Many Worry China Will Corrupt Hong Kong And Harm Its Economy
HONG KONG - Before W.M. Lam visits communist cadres in the southern Chinese town near his textile factory, he slips several hundred dollars into his briefcase. When Lam meets with officials back in his native Hong Kong, he carries the same briefcase - minus the cash.
"In China, you never know whom you are going to have to pay off, but you know you will pay off somebody," said Lam, who feared reprisal if the location of his factory was identified. "In Hong Kong I don't need to pay somebody to get something done, and they would arrest me if I tried."
Experiences such as Lam's bring to the fore the single issue that most worries Hong Kong people about rejoining China. Today, Great Britain was delivering a glittering territory ranked as one of the world's least corrupt places to a poor, communist-led country that is counted among the most corrupt.

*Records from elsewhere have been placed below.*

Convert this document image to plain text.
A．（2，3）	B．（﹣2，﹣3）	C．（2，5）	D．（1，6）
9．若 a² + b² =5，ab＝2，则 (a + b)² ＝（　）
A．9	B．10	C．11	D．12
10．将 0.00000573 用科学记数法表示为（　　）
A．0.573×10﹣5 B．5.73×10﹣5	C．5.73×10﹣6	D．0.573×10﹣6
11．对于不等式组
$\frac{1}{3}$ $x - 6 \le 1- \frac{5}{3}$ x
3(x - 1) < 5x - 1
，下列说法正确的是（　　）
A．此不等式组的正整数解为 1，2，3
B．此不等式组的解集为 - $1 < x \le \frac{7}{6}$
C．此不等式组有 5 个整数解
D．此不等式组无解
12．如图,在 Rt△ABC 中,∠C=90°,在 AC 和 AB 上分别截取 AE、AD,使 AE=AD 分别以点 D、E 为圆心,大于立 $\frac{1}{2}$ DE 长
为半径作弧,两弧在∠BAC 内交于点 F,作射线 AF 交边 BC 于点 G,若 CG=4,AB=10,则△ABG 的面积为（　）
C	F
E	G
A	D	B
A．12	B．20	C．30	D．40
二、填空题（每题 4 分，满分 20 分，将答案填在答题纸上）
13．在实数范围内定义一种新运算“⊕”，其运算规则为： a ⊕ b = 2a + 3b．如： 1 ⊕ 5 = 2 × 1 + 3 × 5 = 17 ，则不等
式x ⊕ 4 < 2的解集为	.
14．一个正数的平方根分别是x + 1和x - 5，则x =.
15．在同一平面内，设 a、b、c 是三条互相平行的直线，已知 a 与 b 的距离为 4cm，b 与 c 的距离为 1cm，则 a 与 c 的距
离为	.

"Corruption heads list of fears for handover," said a recent headline in the South China Morning Post. The article cited a poll of Hong Kong Chinese, 72 percent of whom named public- and private-sector corruption as the issue causing the most unease.

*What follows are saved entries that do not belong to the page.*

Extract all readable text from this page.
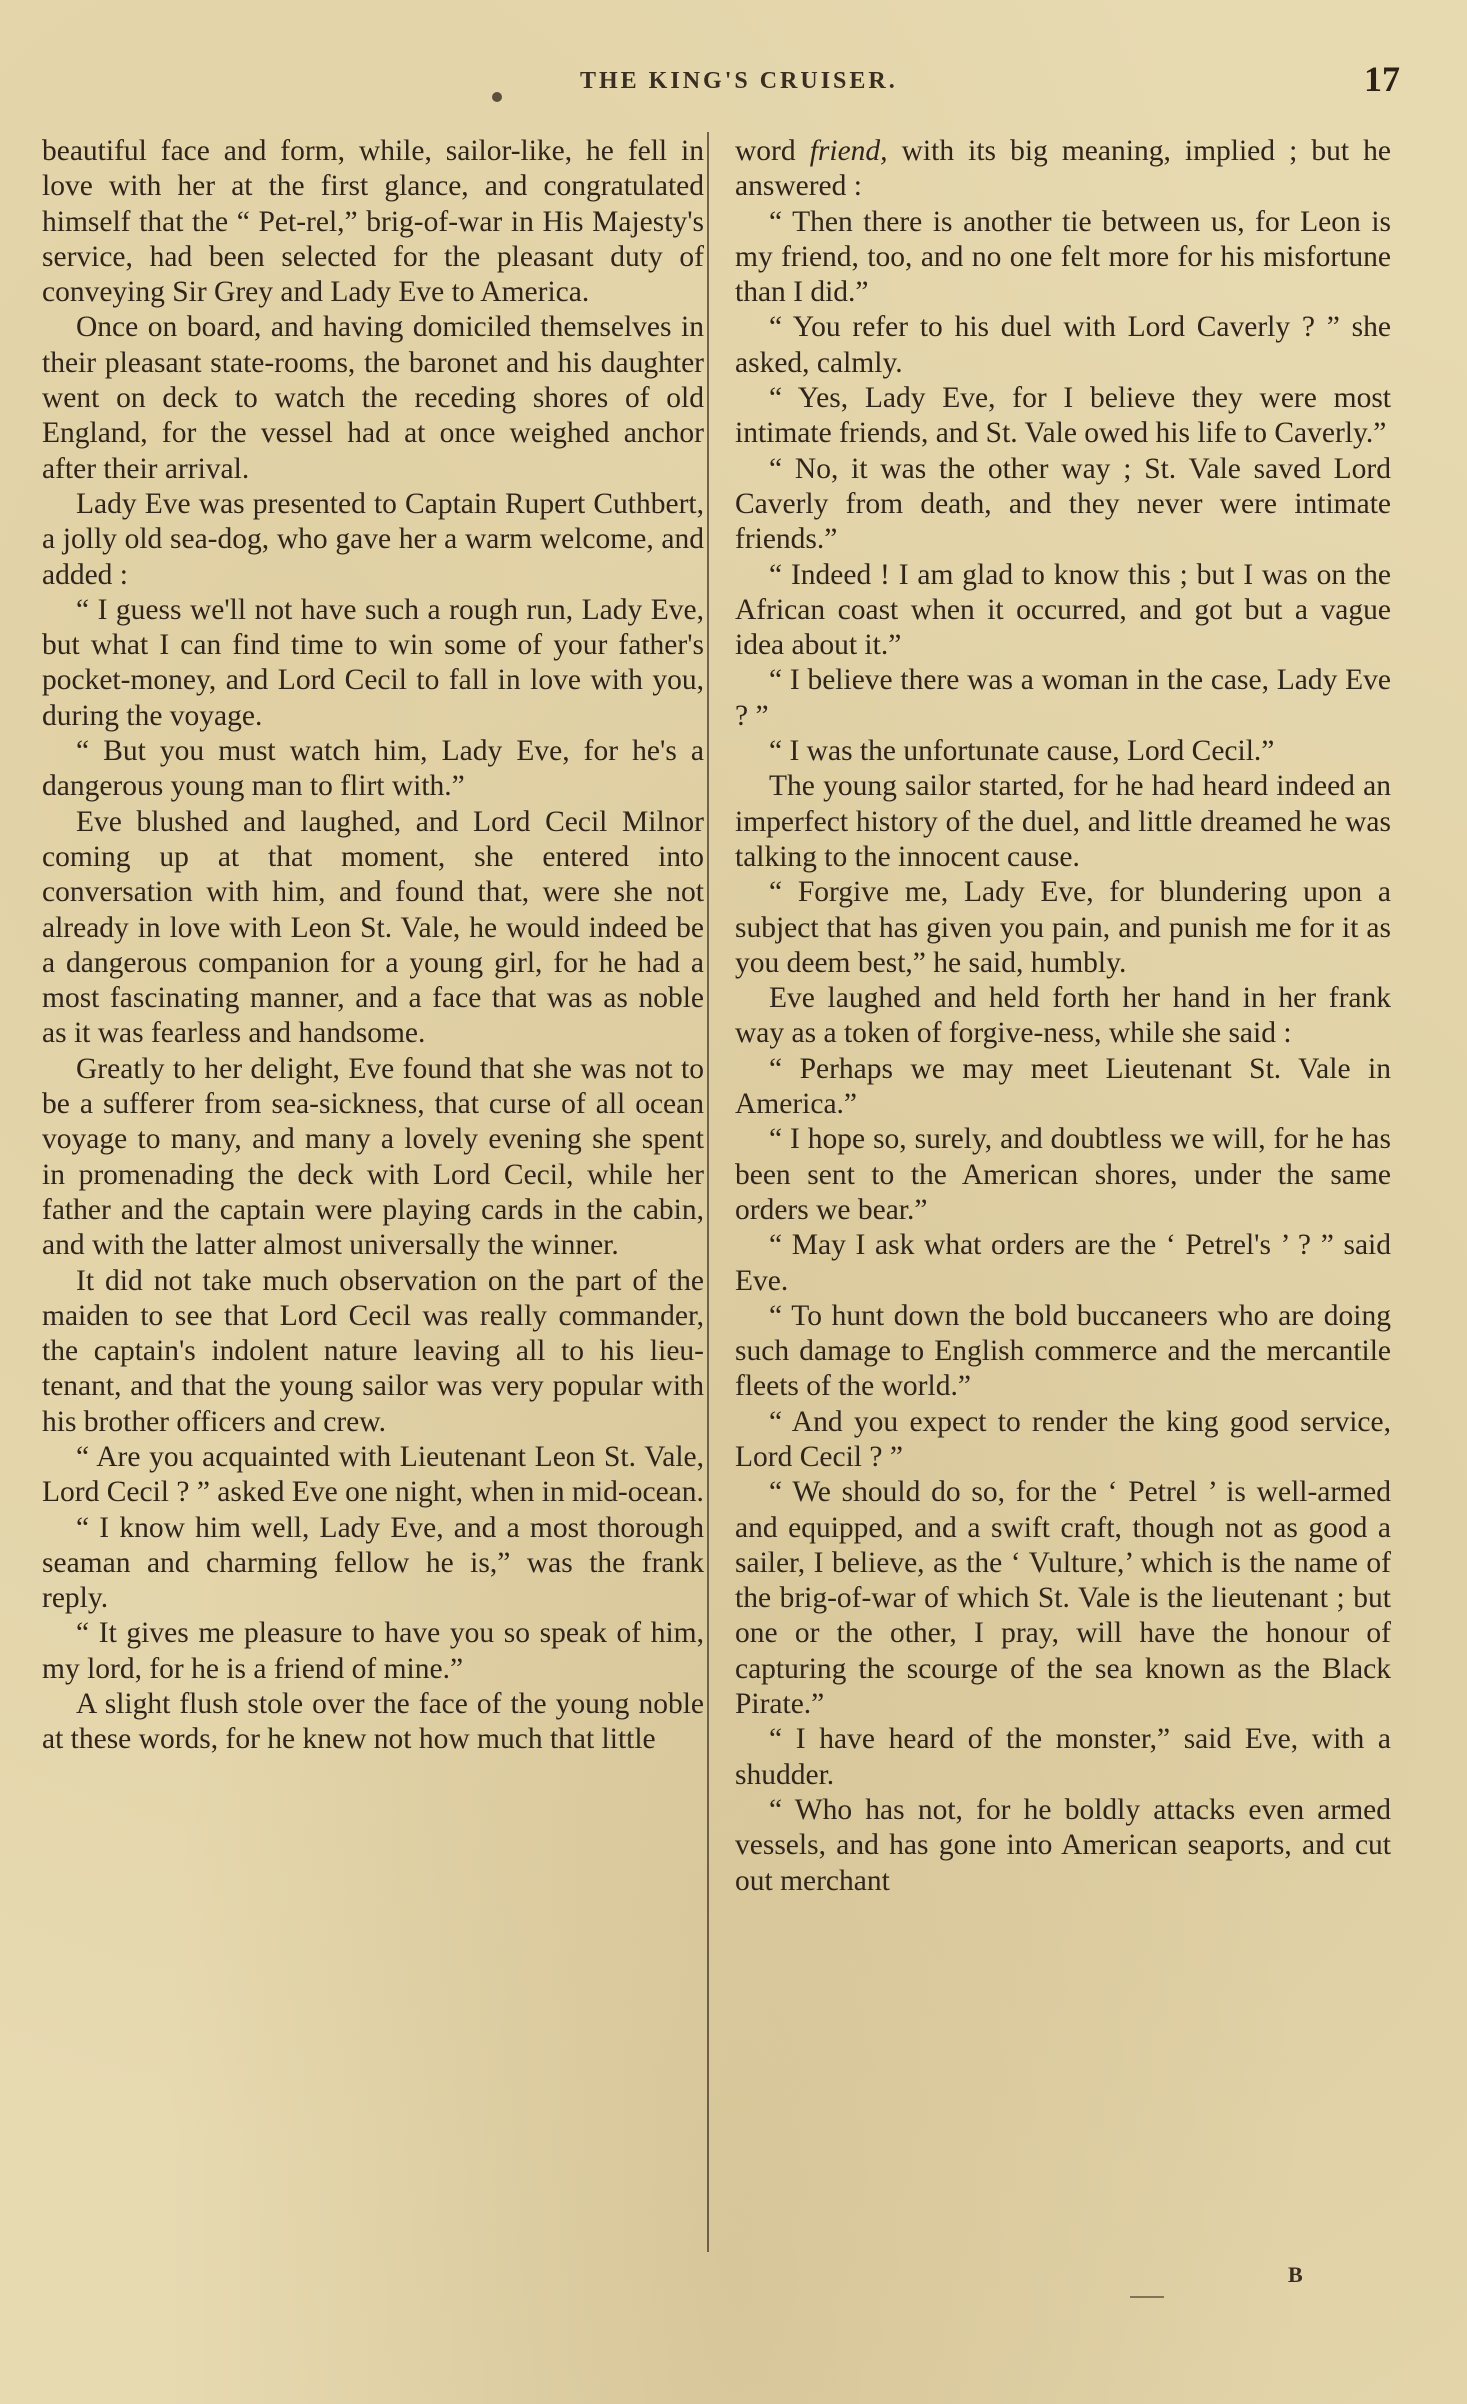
THE KING'S CRUISER.	17

beautiful face and form, while, sailor-like, he fell in love with her at the first glance, and congratulated himself that the “ Pet-rel,” brig-of-war in His Majesty's service, had been selected for the pleasant duty of conveying Sir Grey and Lady Eve to America.

Once on board, and having domiciled themselves in their pleasant state-rooms, the baronet and his daughter went on deck to watch the receding shores of old England, for the vessel had at once weighed anchor after their arrival.

Lady Eve was presented to Captain Rupert Cuthbert, a jolly old sea-dog, who gave her a warm welcome, and added :

“ I guess we'll not have such a rough run, Lady Eve, but what I can find time to win some of your father's pocket-money, and Lord Cecil to fall in love with you, during the voyage.

“ But you must watch him, Lady Eve, for he's a dangerous young man to flirt with.”

Eve blushed and laughed, and Lord Cecil Milnor coming up at that moment, she entered into conversation with him, and found that, were she not already in love with Leon St. Vale, he would indeed be a dangerous companion for a young girl, for he had a most fascinating manner, and a face that was as noble as it was fearless and handsome.

Greatly to her delight, Eve found that she was not to be a sufferer from sea-sickness, that curse of all ocean voyage to many, and many a lovely evening she spent in promenading the deck with Lord Cecil, while her father and the captain were playing cards in the cabin, and with the latter almost universally the winner.

It did not take much observation on the part of the maiden to see that Lord Cecil was really commander, the captain's indolent nature leaving all to his lieu-tenant, and that the young sailor was very popular with his brother officers and crew.

“ Are you acquainted with Lieutenant Leon St. Vale, Lord Cecil ? ” asked Eve one night, when in mid-ocean.

“ I know him well, Lady Eve, and a most thorough seaman and charming fellow he is,” was the frank reply.

“ It gives me pleasure to have you so speak of him, my lord, for he is a friend of mine.”

A slight flush stole over the face of the young noble at these words, for he knew not how much that little

word friend, with its big meaning, implied ; but he answered :

“ Then there is another tie between us, for Leon is my friend, too, and no one felt more for his misfortune than I did.”

“ You refer to his duel with Lord Caverly ? ” she asked, calmly.

“ Yes, Lady Eve, for I believe they were most intimate friends, and St. Vale owed his life to Caverly.”

“ No, it was the other way ; St. Vale saved Lord Caverly from death, and they never were intimate friends.”

“ Indeed ! I am glad to know this ; but I was on the African coast when it occurred, and got but a vague idea about it.”

“ I believe there was a woman in the case, Lady Eve ? ”

“ I was the unfortunate cause, Lord Cecil.”

The young sailor started, for he had heard indeed an imperfect history of the duel, and little dreamed he was talking to the innocent cause.

“ Forgive me, Lady Eve, for blundering upon a subject that has given you pain, and punish me for it as you deem best,” he said, humbly.

Eve laughed and held forth her hand in her frank way as a token of forgive-ness, while she said :

“ Perhaps we may meet Lieutenant St. Vale in America.”

“ I hope so, surely, and doubtless we will, for he has been sent to the American shores, under the same orders we bear.”

“ May I ask what orders are the ‘ Petrel's ’ ? ” said Eve.

“ To hunt down the bold buccaneers who are doing such damage to English commerce and the mercantile fleets of the world.”

“ And you expect to render the king good service, Lord Cecil ? ”

“ We should do so, for the ‘ Petrel ’ is well-armed and equipped, and a swift craft, though not as good a sailer, I believe, as the ‘ Vulture,’ which is the name of the brig-of-war of which St. Vale is the lieutenant ; but one or the other, I pray, will have the honour of capturing the scourge of the sea known as the Black Pirate.”

“ I have heard of the monster,” said Eve, with a shudder.

“ Who has not, for he boldly attacks even armed vessels, and has gone into American seaports, and cut out merchant

B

That fear contrasts with high levels of overall confidence in Hong Kong's future expressed by both local Chinese and expatriate business people. More than 90 percent of the members of the British Chamber of Commerce remain optimistic, said Christopher Hammerbeck, the organization's executive director.
"But corruption is an area which we have a high level of concern about," he said.

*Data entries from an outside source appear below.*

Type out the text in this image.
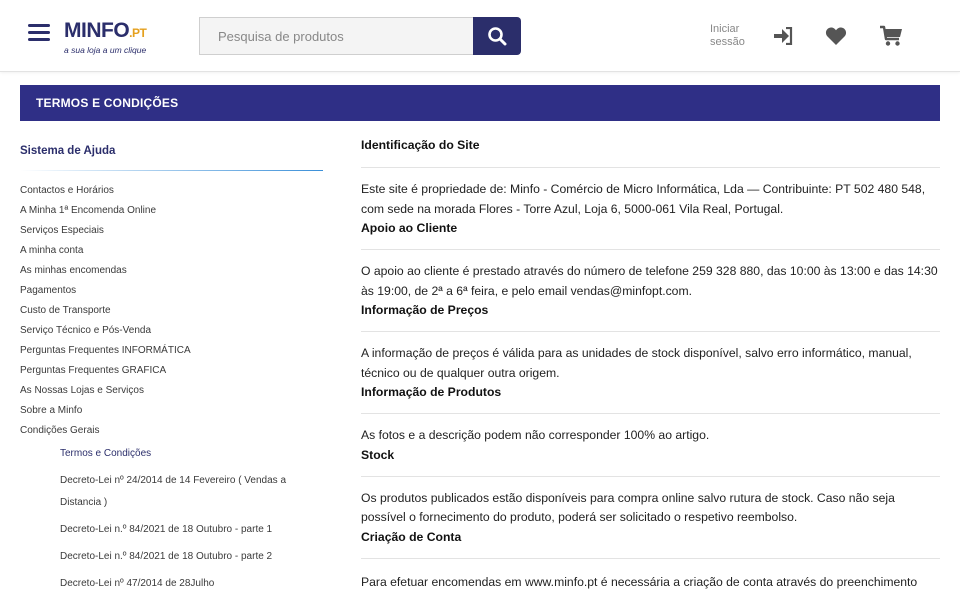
MINFO.PT
a sua loja a um clique
Pesquisa de produtos
Iniciar
sessão
TERMOS E CONDIÇÕES
Sistema de Ajuda
Contactos e Horários
A Minha 1ª Encomenda Online
Serviços Especiais
A minha conta
As minhas encomendas
Pagamentos
Custo de Transporte
Serviço Técnico e Pós-Venda
Perguntas Frequentes INFORMÁTICA
Perguntas Frequentes GRAFICA
As Nossas Lojas e Serviços
Sobre a Minfo
Condições Gerais
Termos e Condições
Decreto-Lei nº 24/2014 de 14 Fevereiro ( Vendas a Distancia )
Decreto-Lei n.º 84/2021 de 18 Outubro - parte 1
Decreto-Lei n.º 84/2021 de 18 Outubro - parte 2
Decreto-Lei nº 47/2014 de 28Julho
Identificação do Site
Este site é propriedade de: Minfo - Comércio de Micro Informática, Lda — Contribuinte: PT 502 480 548, com sede na morada Flores - Torre Azul, Loja 6, 5000-061 Vila Real, Portugal.
Apoio ao Cliente
O apoio ao cliente é prestado através do número de telefone 259 328 880, das 10:00 às 13:00 e das 14:30 às 19:00, de 2ª a 6ª feira, e pelo email vendas@minfopt.com.
Informação de Preços
A informação de preços é válida para as unidades de stock disponível, salvo erro informático, manual, técnico ou de qualquer outra origem.
Informação de Produtos
As fotos e a descrição podem não corresponder 100% ao artigo.
Stock
Os produtos publicados estão disponíveis para compra online salvo rutura de stock. Caso não seja possível o fornecimento do produto, poderá ser solicitado o respetivo reembolso.
Criação de Conta
Para efetuar encomendas em www.minfo.pt é necessária a criação de conta através do preenchimento
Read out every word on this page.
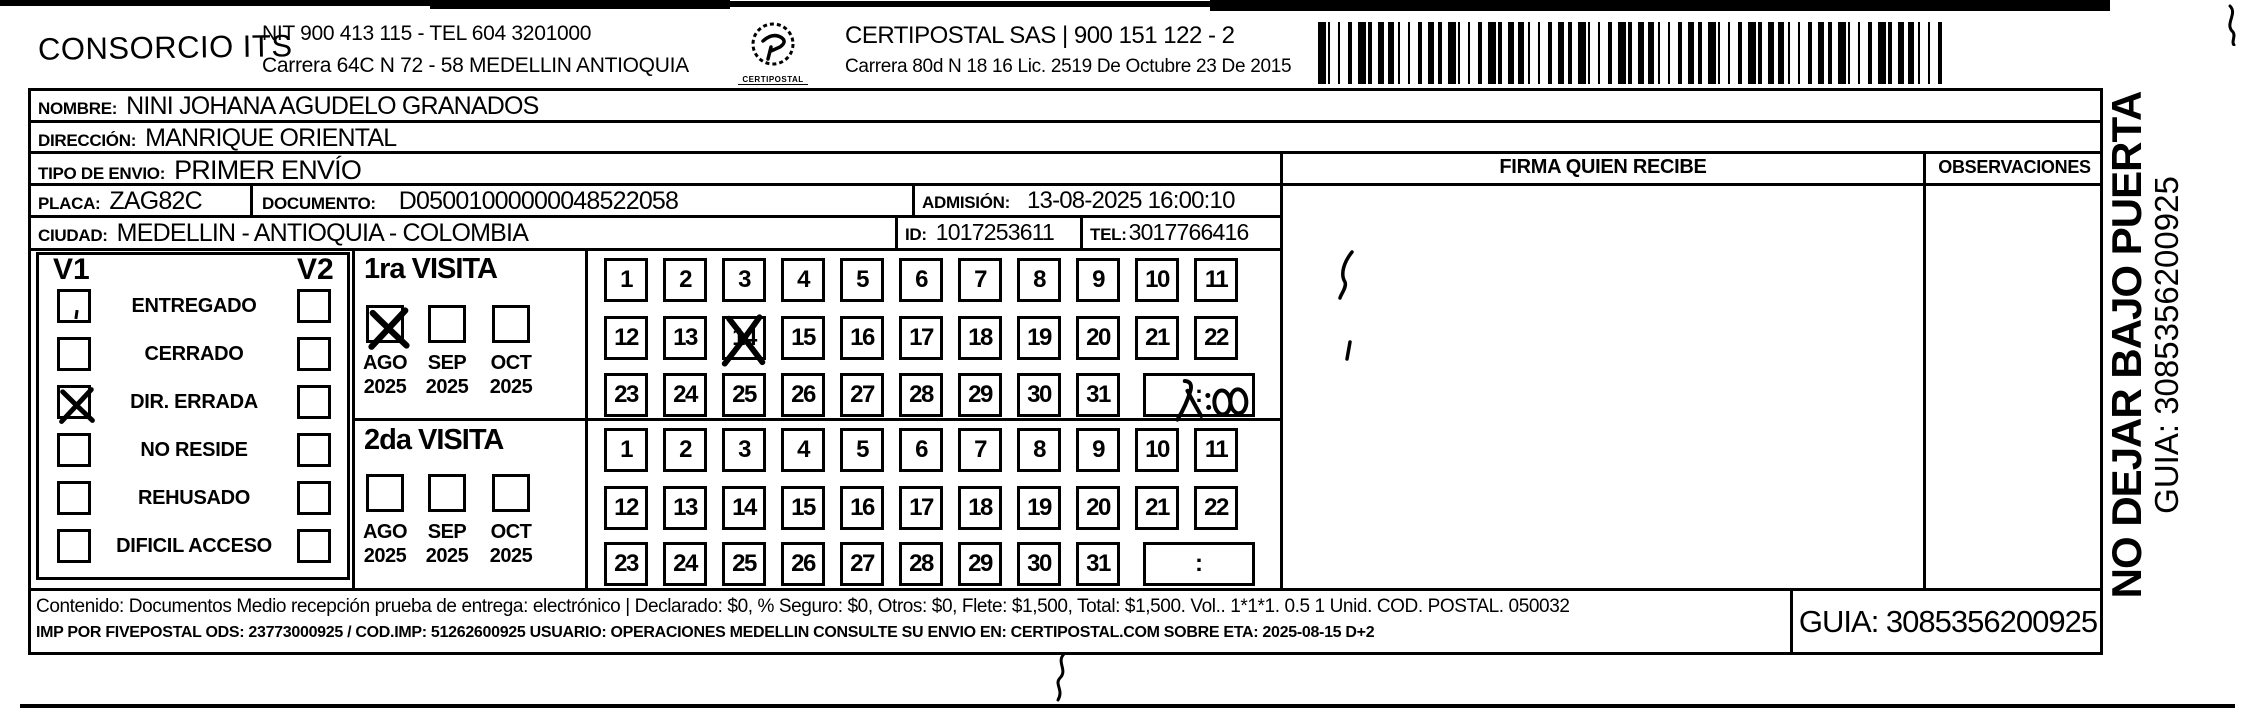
CONSORCIO ITS
NIT 900 413 115 - TEL 604 3201000
Carrera 64C N 72 - 58 MEDELLIN ANTIOQUIA
CERTIPOSTAL
CERTIPOSTAL SAS | 900 151 122 - 2
Carrera 80d N 18 16 Lic. 2519 De Octubre 23 De 2015
NOMBRE: NINI JOHANA AGUDELO GRANADOS
DIRECCIÓN: MANRIQUE ORIENTAL
TIPO DE ENVIO: PRIMER ENVÍO
PLACA: ZAG82C	DOCUMENTO: D05001000000048522058	ADMISIÓN: 13-08-2025 16:00:10
CIUDAD: MEDELLIN - ANTIOQUIA - COLOMBIA	ID: 1017253611 TEL: 3017766416
FIRMA QUIEN RECIBE	OBSERVACIONES
V1	V2
ENTREGADO
CERRADO
DIR. ERRADA
NO RESIDE
REHUSADO
DIFICIL ACCESO
1ra VISITA
AGO
2025
SEP
2025
OCT
2025
1 2 3 4 5 6 7 8 9 10 11
12 13 14 15 16 17 18 19 20 21 22
23 24 25 26 27 28 29 30 31	:
2da VISITA
AGO
2025
SEP
2025
OCT
2025
1 2 3 4 5 6 7 8 9 10 11
12 13 14 15 16 17 18 19 20 21 22
23 24 25 26 27 28 29 30 31	:
Contenido: Documentos Medio recepción prueba de entrega: electrónico | Declarado: $0, % Seguro: $0, Otros: $0, Flete: $1,500, Total: $1,500. Vol.. 1*1*1. 0.5 1 Unid. COD. POSTAL. 050032
IMP POR FIVEPOSTAL ODS: 23773000925 / COD.IMP: 51262600925 USUARIO: OPERACIONES MEDELLIN CONSULTE SU ENVIO EN: CERTIPOSTAL.COM SOBRE ETA: 2025-08-15 D+2	GUIA: 3085356200925
NO DEJAR BAJO PUERTA
GUIA: 3085356200925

In the public sector, corruption means public servants use their office for private gain. Corruption in the private sector includes using bribes or connections to gain an unfair advantage in the market.
The result, according to the World Bank, "hinders economic efficiency, diverts resources from the poor to the rich, increases the costs of running businesses, distorts public expenditures and deters foreign investors."
No wonder many residents directly link the territory's continued economic growth and political stability to its clean reputation. Their fears encourage doubts about Hong Kong's ability to stop corruption from seeping into agencies like the civil service and the police department, as well as businesses where foreign and Chinese companies now enjoy equal legal protection and consideration in bidding for contracts.
Already, Hong Kong investigators have uncovered collusion between mainland and Hong Kong police officers; they were found to be using gang members as go-betweens to operate drug, smuggling and gambling rings.
Such discoveries suggest the territory may prove too tempting for an array of Chinese.
Hong Kong was not always clean, however. Until the mid-1970s, eight in 10 employees in many government departments were probably corrupt, said John Heslop, an assistant director with the territory's vaunted anti-corruption commission.
After a scandal in which the British police superintendent fled Hong Kong under suspicion of corruption, the government launched a massive cleanup campaign. It raised salaries of civil servants and police to discourage bribe-taking and increased government transparency. Most important, the government created the Independent Commission Against Corruption, with far-reaching investigative powers.
By the mid-1980s the government largely had corruption under control. Last year, Hong Kong-based Political and Economic Risk Consultancy Ltd. ranked Hong Kong as the second-cleanest place in Asia for business after Singapore. It ranked China as the third-most-corrupt country behind Indonesia and India.
Back-door contacts concern business people, who fear mainland officials will use connections to manipulate deals, channeling projects and land to locals with proven loyalty to Beijing.
Eroding press freedom and self-censorship could also reduce accountability of public officials. When future chief executive Tung Chee-hwa named a property mogul to head a housing task force, newspapers raised conflict-of-interest charges. The appointee, Leung Chun-ying, resigned from directorships.
But Heslop considers the corruption worries to be unfounded. The number of corruption complaints is rising only slightly, according to ICAC statistics.
"We have everything under control," said Heslop.